Se trata de suprimir la “raza” – ficción biológica que persiste como idea socialmente dominante. Una tarea inseparable de la abolición de clase que, sin embargo, a muchos liberales les gustaría distraernos de su realidad.
Y tal como lo detalla David Roediger en su reciente colección de ensayos Class, Race, and Marxism, mucha de la historia olvidada de términos como “privilegio blanco” se originó con los comunistas, quienes se enfrentaron con el problema del racismo no para evitar políticas de clase sino para facilitarlas. Personas como Claudia Jones o Theodore Allen, cuya obra principal The Invention of the White Race, nació, como lo observó Roedinger, producto de “medio siglo de organización radical, la mayoría especialmente en la industria.”
Por lo mismo, ningún socialismo que se aprecie como tal, puede evitar cuestionar el patriarcado, el género, la heterosexualidad y la familia nuclear. Ya Marx y Engels tuvieron algún presentimiento al respecto, cierta comprensión, en El Origen de la Familia, la Propiedad privada y el Estado, que el control de los medios de reproducción y los medios de producción estaban íntima y dialécticamente relacionados.
Pero ellos solo pudieron desplegar su propia lógica hasta cierto punto, siendo necesario que alguien como Shulamith Firestone sugiriera alternativas más radicales a nuestras imperantes maneras de organizar la relación y crianza de los niños. Se necesitó que comunistas de la talla de Leslie Feinberg y Sylvia Federici complicaran nuestras premisas simplistas acerca de la existencia de “géneros” binarios. Por lo que a medida que vayamos ganando más reformas que permitan a las personas definir sus sexualidades e identidades de género, se le entregue a la mujer control sobre sus cuerpos y minimicemos su dependencia económica de los hombres, más este tipo de cuestionamientos radicales se esparcirán sin obstáculo alguno.
Esto es lo que para mí significa ser de “izquierda.” Imaginar, anticipar y pelear por un mundo sin jefes, más allá de la clase, raza y género tal como los entendemos hoy en día. Para mí esto significa pelear por individualismo y libertad.
Esa es una razón por la que defiendo una política que luche por reformas beneficiosas: sistema de salud de pagador único, salarios mínimos, todo lo demás. Pero esto no termina aquí. Una política que lucha por la reforma “no reformista”: una demanda que no busca conducir a un estado permanente de capitalismo humano, pero que es intencionalmente desestabilizador y disruptivo.
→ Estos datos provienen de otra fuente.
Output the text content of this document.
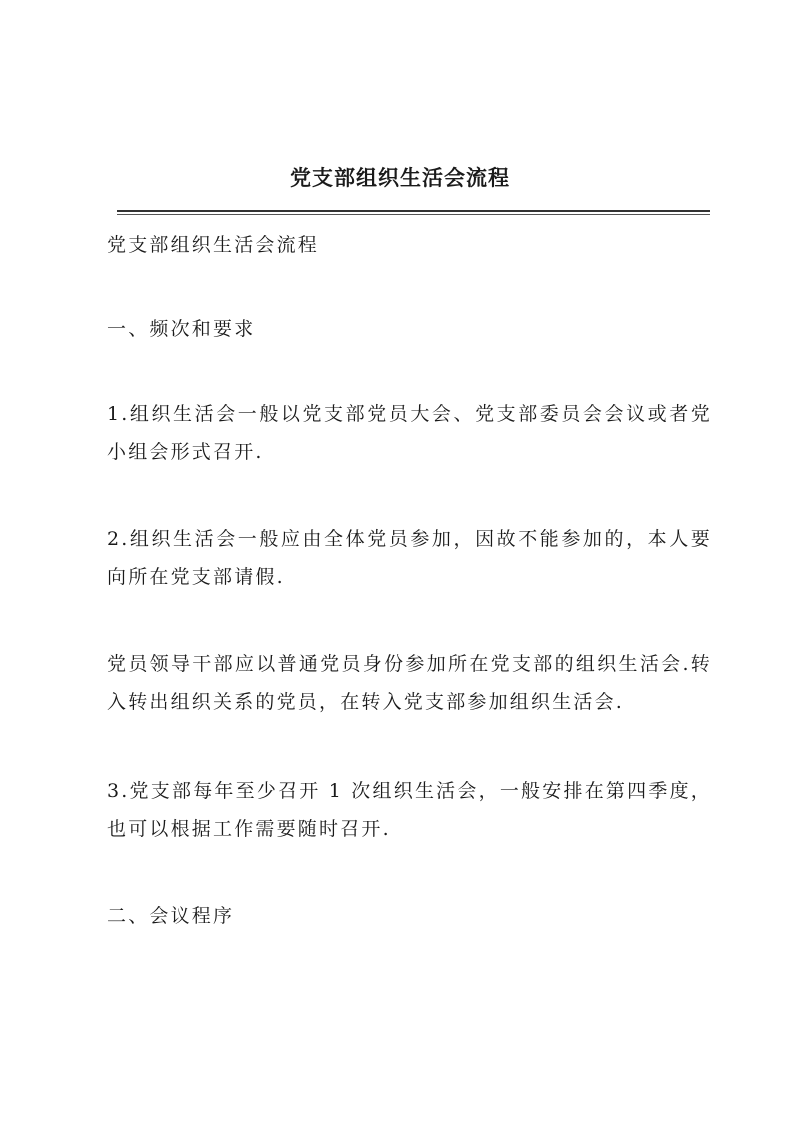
党支部组织生活会流程

党支部组织生活会流程

一、频次和要求

1.组织生活会一般以党支部党员大会、党支部委员会会议或者党小组会形式召开.

2.组织生活会一般应由全体党员参加，因故不能参加的，本人要向所在党支部请假.

党员领导干部应以普通党员身份参加所在党支部的组织生活会.转入转出组织关系的党员，在转入党支部参加组织生活会.

3.党支部每年至少召开 1 次组织生活会，一般安排在第四季度，也可以根据工作需要随时召开.

二、会议程序
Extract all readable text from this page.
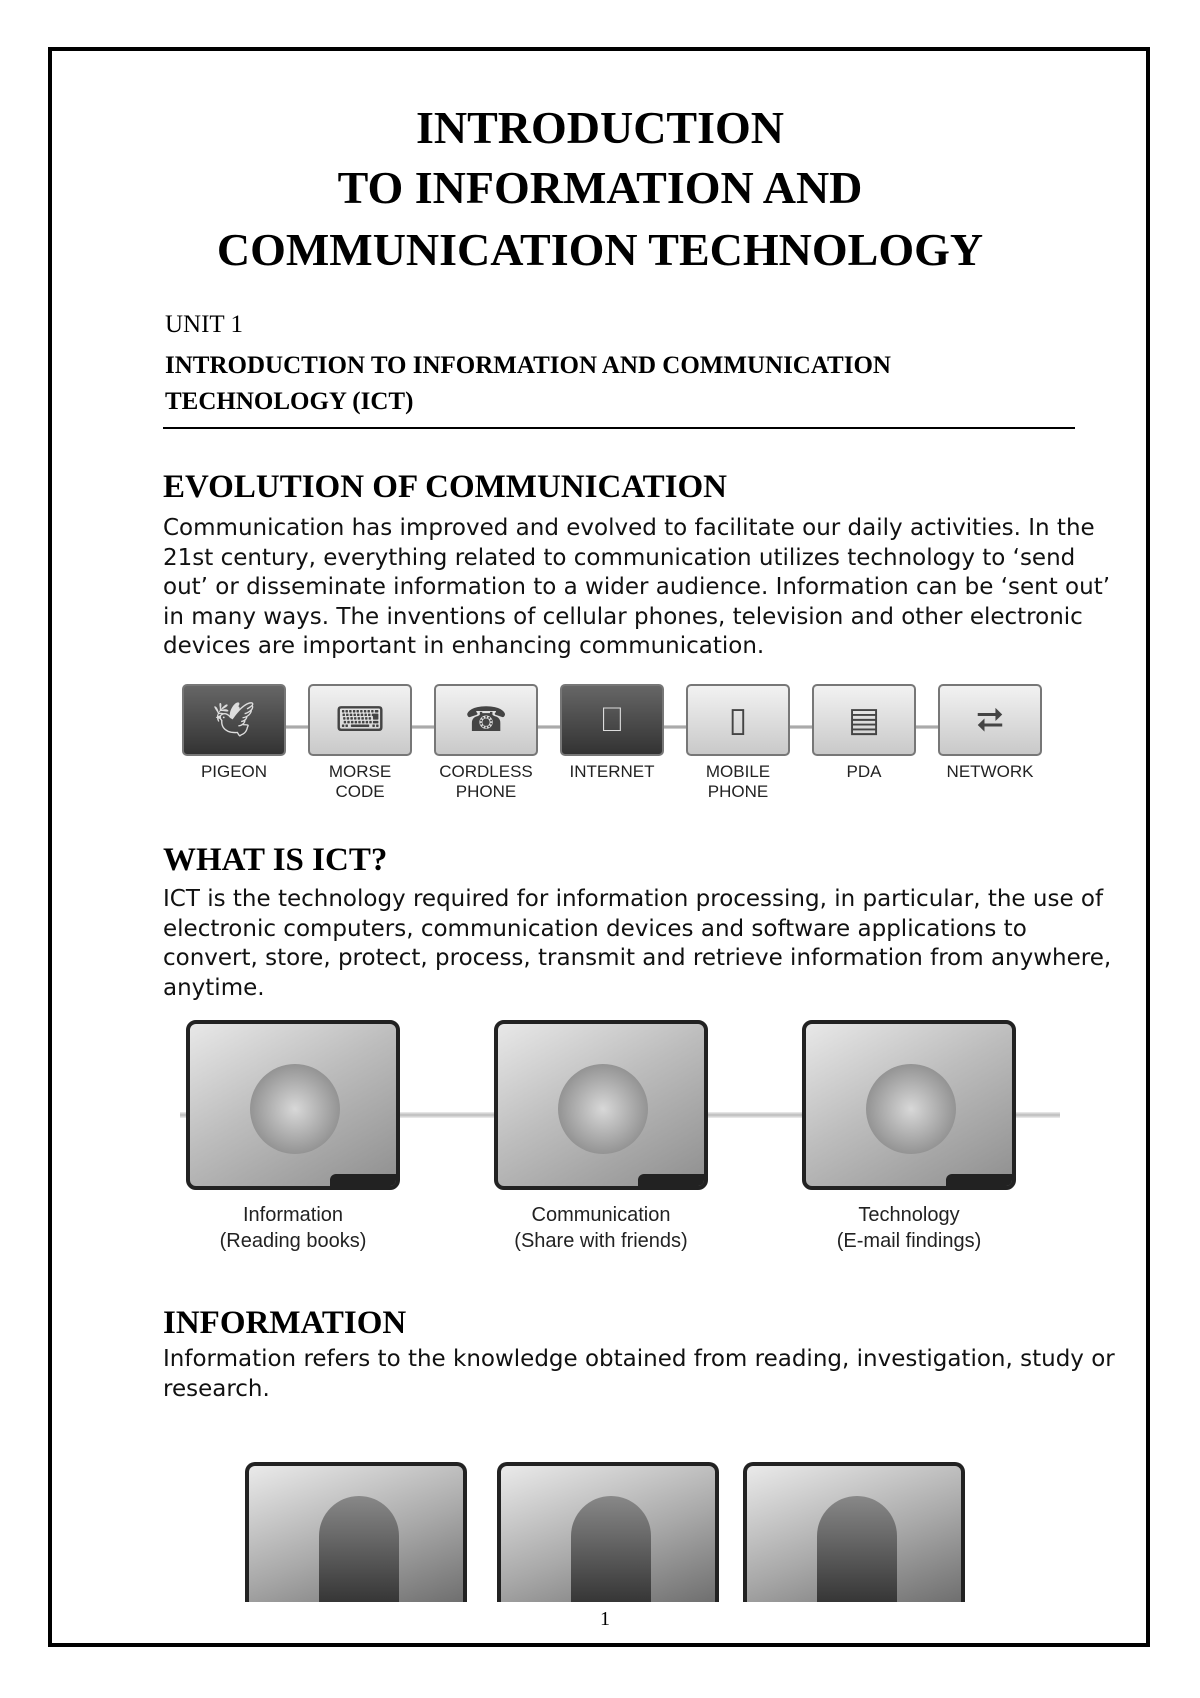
INTRODUCTION
TO INFORMATION AND
COMMUNICATION TECHNOLOGY
UNIT 1
INTRODUCTION TO INFORMATION AND COMMUNICATION TECHNOLOGY (ICT)
EVOLUTION OF COMMUNICATION
Communication has improved and evolved to facilitate our daily activities. In the 21st century, everything related to communication utilizes technology to ‘send out’ or disseminate information to a wider audience. Information can be ‘sent out’ in many ways. The inventions of cellular phones, television and other electronic devices are important in enhancing communication.
🕊
PIGEON
⌨
MORSE
CODE
☎
CORDLESS
PHONE
⎕
INTERNET
▯
MOBILE
PHONE
▤
PDA
⮂
NETWORK
WHAT IS ICT?
ICT is the technology required for information processing, in particular, the use of electronic computers, communication devices and software applications to convert, store, protect, process, transmit and retrieve information from anywhere, anytime.
Information
(Reading books)
Communication
(Share with friends)
Technology
(E-mail findings)
INFORMATION
Information refers to the knowledge obtained from reading, investigation, study or research.
1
La otra razón es que, por todas las razones políticas y económicas mencionadas arriba, no podemos simplemente alcanzar una versión más amable de capitalismo y detenernos ahí. Solo podemos construir una socialdemocracia para romperla.
¿Es eso lo que todo liberal, o incluso todo izquierdista, cree? Por mi experiencia, no creo que así sea. Esto no quiere decir que haya que defender el sectarismo o dogmatismo; yo creo en la construcción de un amplio frente unido con todos aquellos que quieran hacer de nuestra sociedad una más humana y más igualitaria. Aunque tengo mis objetivos puestos en algo más allá.
Ya que si todos coincidimos que el proyecto de la Izquierda está basado en una visión de libertad e individualismo, entonces también tenemos que considerar esa visión como una radicalmente incierta. Solo podemos mirar brevemente hacia el futuro, hasta un punto en donde la clase trabajadora haya podido soltar un poco sus grilletes, como sucedió en los mejores momentos de la democracia social del siglo veinte.
En ese momento alcanzamos nuevamente el punto en donde un compromiso de clase socialdemócrata se vuelve insostenible, y el sistema debe, ya sea retroceder a una forma reaccionaria de austeridad capitalista, o avanzar íntegramente hacia algo más. Lo que nuestro futuro haga en esas circunstancias, y en qué tipos de personas nos convirtamos, es desconocido e impredecible, y para que nuestras políticas sean genuinamente democráticas, no podría ser de otra manera.